The Large Bathers, 1898-1905 by Paul Cezanne

The Large Bathers, 1898-1905 by Paul Cezanne
The Large Bathers, 1898-1905 by Paul Cezanne

The Large Bathers, 1898-1905 is the largest of Cezanne's pictures and because it is also the most formal in aspect, it has been cited often as an example of his ideal of composition and his restoration of classic monumentality after its lapse during the nineteenth century. It is exceptional among his work, however, in the marked symmetry and the adaptation of the nude forms to the triangular pattern of the trees and river. There is here, a search for constraining forms, an over-determined order which has to do with Cezanne's anxiety about women. Beautiful as it is, the composition is not the typical Renaissance pyramid, for the largest figures and the greatest compactness are in smaller pyramids at the sides; the central part, which is usually filled by a dominant object, is empty or unstressed, and the apex is intercepted by the frame. The triangle here is a form of constraint, with another expression than the older solemn design.

The formalism of this picture is the culmination of a lifelong concern with the problem. For thirty years, in paintings of women bathers, he arranged the nudes in a triangle, closed off by inclined trees, while the male nudes were grouped less compactly in a rhythm of a B a B a, open at the sides and giving an equal importance to the two large figures of whom one and sometimes both are seen from behind.

The Large Bathers, 1898-1905 by Paul Cezanne
The Large Bathers, 1898-1905 by Paul Cezanne

It is permitted to suppose that these two conceptions originate in different feelings about the subjects. The male nudes go back to an important part of Cezanne's boyhood to which he often returned in memory: the enchanted days spent with Zola and other friends on the bank of the river, swimming, playing, talking, and reciting verses in which women were the objects of romantic fantasy. The grouping of the female nudes, whose postures reproduce the poses of models he had drawn in the art school or of statues in the Louvre, suggests in its extreme formality and closure an intense constraint which is unique in his art. We see this earlier in the 1860's in the triangle of fleshy nudes in his Temptation of Saint Anthony.

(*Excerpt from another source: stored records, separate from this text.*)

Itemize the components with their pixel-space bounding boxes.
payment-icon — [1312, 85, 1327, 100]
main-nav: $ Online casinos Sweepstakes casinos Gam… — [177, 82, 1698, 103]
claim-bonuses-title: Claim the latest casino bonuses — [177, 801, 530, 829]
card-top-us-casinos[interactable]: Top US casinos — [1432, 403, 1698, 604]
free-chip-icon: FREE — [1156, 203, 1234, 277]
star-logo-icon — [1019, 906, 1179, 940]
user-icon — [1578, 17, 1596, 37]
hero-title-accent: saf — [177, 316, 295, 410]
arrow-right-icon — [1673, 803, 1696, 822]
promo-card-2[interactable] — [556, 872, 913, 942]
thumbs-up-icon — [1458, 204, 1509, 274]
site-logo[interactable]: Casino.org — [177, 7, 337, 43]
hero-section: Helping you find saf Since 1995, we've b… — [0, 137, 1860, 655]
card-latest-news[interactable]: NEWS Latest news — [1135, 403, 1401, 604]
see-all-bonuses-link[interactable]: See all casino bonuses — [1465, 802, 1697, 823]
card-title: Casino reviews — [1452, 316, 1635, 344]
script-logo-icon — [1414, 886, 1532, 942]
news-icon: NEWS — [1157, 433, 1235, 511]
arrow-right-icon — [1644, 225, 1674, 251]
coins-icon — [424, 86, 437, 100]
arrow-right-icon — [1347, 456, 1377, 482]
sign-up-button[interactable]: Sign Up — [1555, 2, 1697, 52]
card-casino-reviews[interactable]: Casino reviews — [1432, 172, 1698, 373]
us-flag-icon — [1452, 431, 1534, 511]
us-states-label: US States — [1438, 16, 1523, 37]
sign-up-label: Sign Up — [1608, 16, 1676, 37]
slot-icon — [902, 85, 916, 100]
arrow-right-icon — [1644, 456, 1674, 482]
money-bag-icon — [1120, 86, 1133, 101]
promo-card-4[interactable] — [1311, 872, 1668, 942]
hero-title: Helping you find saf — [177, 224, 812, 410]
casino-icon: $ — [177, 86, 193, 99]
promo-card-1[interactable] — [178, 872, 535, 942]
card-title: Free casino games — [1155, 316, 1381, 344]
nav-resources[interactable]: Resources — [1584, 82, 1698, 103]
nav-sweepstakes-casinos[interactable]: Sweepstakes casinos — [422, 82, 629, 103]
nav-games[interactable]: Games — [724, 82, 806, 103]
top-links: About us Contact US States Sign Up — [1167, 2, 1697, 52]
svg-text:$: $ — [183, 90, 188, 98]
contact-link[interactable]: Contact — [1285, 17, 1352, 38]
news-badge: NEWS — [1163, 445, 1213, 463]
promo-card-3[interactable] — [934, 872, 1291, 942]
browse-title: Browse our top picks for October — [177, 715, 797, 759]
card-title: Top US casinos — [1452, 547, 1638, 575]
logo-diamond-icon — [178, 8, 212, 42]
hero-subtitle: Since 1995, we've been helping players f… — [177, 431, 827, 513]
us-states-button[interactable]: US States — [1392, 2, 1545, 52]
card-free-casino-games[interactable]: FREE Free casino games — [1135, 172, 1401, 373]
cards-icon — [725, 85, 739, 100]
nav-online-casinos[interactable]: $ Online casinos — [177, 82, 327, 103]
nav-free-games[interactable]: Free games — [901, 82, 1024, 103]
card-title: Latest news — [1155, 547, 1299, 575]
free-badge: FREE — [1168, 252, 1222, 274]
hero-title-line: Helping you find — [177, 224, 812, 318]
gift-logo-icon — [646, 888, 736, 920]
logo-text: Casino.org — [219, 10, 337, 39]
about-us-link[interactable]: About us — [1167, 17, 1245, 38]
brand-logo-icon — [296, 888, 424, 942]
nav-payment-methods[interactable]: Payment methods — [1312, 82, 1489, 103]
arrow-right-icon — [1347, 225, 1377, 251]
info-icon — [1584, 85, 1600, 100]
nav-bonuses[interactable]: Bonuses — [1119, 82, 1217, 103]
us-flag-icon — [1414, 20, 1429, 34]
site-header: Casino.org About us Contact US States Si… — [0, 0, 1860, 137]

Between this legendary theme and the Bathers, whose nudity is without episodic meaning, there are some "realistic" fantasies with nude women and clothed men, including two bathers with a fisherman on the other bank of the stream. In freeing himself from his troubled fantasy, Cezanne transposed the early erotic themes into less disturbing "classic" objects, nudes whose set postures and un-erotic surface, taken from the frozen world of the art school and museum, make them seem purely instruments of his art. But something of the original anxiety is reflected in the arbitrariness and intensity of the means of control.

The atmosphere of this painting is strange and beautiful - the landscape is largely bluish, a soft haze in which sky and water and vegetation merge and by which the masterfully drawn figures are delicately overcast.

The abstract nude females present in Large Bathers give the painting tension and density. It is exceptional among his work in symmetrical dimensions, with the adaption of the nude forms to the triangular pattern of the trees and river. Using the same technique as employed in painting landscapes and still lifes, Large Bathers is reminiscent of the works of Titian and Peter Paul Rubens. Comparisons are also often made with the other famous group of nude women of the same period, Les Demoiselles d'Avignon of Picasso.

In 1922 Henry Moore was enormously impressed with Cézanne's The Large Bathers and said that the moment he saw the painting was one of the most significant in his life.